\(C(\infty,LO)\): Every set of non-empty linearly orderable sets has a choice function.

\(MC(\infty,LO)\): For every family \(X\) of non-empty sets each of which can be linearly ordered there is a function \(f\) such that for all \(y\in X\), \(f(y)\) is a non-empty finite subset of \(y\).

\(LW\):  Every linearly ordered set can be well ordered. Jech [1973b], p 133.

Cofinality Principle: Every linear ordering has a cofinal sub well ordering.  Sierpi\'nski [1918], p 117.

\(C(WO\), uniformly linearly ordered):  If \(X\) is a well ordered collection of non-empty sets and there is a function \(f\) defined on \(X\) such that for every \(x\in X\), \(f(x)\) is a linear ordering of \(x\), then there is a choice function for \(X\).

\(C(WO,{\Bbb R})\):  Every well ordered family of non-empty subsets of \({\Bbb R}\) has a choice function.

\(C(\aleph_{0},\infty,{\Bbb R})\): Every denumerable family of non-empty sets of reals  has a choice function. Jech [1973b], p 148 prob 10.1.

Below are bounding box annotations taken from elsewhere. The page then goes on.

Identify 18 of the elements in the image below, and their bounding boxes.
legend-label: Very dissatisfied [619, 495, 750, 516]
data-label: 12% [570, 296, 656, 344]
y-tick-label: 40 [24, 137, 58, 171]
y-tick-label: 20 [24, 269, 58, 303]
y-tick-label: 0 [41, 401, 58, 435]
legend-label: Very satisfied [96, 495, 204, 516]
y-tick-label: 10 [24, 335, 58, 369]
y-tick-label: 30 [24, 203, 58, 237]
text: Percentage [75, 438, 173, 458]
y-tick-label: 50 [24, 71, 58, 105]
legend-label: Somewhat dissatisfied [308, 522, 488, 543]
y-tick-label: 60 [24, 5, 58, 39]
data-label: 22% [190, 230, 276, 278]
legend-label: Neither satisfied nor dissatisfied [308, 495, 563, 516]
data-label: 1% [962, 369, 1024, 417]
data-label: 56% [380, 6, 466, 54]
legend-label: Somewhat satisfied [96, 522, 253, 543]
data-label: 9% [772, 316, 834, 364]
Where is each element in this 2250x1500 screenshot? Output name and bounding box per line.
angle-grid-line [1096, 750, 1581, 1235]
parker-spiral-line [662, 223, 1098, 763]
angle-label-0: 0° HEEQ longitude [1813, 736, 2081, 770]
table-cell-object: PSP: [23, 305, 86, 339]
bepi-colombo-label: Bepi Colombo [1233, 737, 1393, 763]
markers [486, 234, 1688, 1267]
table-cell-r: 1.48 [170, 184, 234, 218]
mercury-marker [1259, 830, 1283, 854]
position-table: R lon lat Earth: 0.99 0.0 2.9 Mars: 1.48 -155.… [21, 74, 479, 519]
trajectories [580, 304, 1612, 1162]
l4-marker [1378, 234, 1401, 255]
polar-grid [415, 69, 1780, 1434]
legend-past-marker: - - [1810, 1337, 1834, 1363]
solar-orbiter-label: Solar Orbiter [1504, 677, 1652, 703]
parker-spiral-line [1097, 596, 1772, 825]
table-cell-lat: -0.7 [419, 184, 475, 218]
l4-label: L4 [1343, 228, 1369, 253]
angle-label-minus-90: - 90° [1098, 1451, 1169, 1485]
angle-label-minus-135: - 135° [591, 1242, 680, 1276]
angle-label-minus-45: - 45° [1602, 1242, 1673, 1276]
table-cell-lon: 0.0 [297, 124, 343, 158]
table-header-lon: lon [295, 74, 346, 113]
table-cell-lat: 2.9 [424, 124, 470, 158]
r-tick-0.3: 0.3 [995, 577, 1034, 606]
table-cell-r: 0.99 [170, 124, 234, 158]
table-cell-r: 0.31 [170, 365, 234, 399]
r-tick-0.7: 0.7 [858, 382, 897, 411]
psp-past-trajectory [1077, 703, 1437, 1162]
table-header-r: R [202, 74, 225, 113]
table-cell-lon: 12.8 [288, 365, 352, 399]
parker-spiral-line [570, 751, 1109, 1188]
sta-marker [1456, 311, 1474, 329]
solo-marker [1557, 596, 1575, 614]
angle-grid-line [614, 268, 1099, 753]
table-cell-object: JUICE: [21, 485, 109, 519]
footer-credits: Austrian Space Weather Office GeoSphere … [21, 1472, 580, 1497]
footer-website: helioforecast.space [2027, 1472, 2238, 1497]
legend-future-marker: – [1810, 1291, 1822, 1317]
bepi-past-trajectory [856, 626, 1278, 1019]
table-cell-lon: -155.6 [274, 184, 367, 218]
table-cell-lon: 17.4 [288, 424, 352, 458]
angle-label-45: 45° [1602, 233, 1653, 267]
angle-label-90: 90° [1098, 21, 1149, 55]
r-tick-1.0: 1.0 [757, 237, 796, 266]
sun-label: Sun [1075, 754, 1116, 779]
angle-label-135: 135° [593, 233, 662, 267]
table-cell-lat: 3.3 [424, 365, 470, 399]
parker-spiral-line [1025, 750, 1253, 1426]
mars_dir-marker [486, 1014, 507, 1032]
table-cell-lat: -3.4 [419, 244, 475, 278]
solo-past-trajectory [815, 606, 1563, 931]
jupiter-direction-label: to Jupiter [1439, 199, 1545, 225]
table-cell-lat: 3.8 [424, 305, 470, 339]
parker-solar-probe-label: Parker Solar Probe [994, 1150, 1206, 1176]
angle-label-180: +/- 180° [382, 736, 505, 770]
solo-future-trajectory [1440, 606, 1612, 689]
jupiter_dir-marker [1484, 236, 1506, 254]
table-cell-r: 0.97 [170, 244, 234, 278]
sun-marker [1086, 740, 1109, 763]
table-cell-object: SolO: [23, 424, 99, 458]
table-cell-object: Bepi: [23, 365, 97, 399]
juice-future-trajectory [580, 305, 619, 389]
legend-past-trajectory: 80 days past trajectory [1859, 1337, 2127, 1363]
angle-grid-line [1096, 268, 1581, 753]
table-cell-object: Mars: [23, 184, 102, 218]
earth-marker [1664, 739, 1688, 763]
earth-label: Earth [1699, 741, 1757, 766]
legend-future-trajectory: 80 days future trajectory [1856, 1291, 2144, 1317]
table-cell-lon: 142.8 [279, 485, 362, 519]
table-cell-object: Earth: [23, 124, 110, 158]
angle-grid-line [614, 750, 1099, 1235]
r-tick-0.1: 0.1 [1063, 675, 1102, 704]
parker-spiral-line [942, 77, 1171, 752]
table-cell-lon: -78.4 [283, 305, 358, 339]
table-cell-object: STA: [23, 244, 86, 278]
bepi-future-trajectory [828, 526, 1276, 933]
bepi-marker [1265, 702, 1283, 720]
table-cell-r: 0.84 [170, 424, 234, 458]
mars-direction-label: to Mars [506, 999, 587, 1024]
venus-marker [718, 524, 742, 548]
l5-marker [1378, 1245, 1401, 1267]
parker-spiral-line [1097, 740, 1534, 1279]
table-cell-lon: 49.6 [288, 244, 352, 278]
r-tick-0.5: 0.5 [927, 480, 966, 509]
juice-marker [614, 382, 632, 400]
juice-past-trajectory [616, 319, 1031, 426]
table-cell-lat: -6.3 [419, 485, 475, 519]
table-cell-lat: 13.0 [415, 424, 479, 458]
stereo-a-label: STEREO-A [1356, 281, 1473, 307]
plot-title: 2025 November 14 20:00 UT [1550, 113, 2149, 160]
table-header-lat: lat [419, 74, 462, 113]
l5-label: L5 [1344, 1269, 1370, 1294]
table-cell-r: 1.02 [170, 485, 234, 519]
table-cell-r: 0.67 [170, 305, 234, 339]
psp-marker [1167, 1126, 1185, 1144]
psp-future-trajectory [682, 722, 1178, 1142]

\(C(\varPi^1_2)\) or \(AC(\varPi^1_2)\): If \(P\in \omega\times{}^{\omega}\omega\), \(P\) has domain \(\omega\), and \(P\) is in \(\varPi^1_2\), then there is a sequence of elements \(\langle x_{k}: k\in\omega\rangle\) of \({}^{\omega}\omega\) with \(\langle k,x_{k}\rangle \in P\) for all \(k\in\omega\). Kanovei [1979].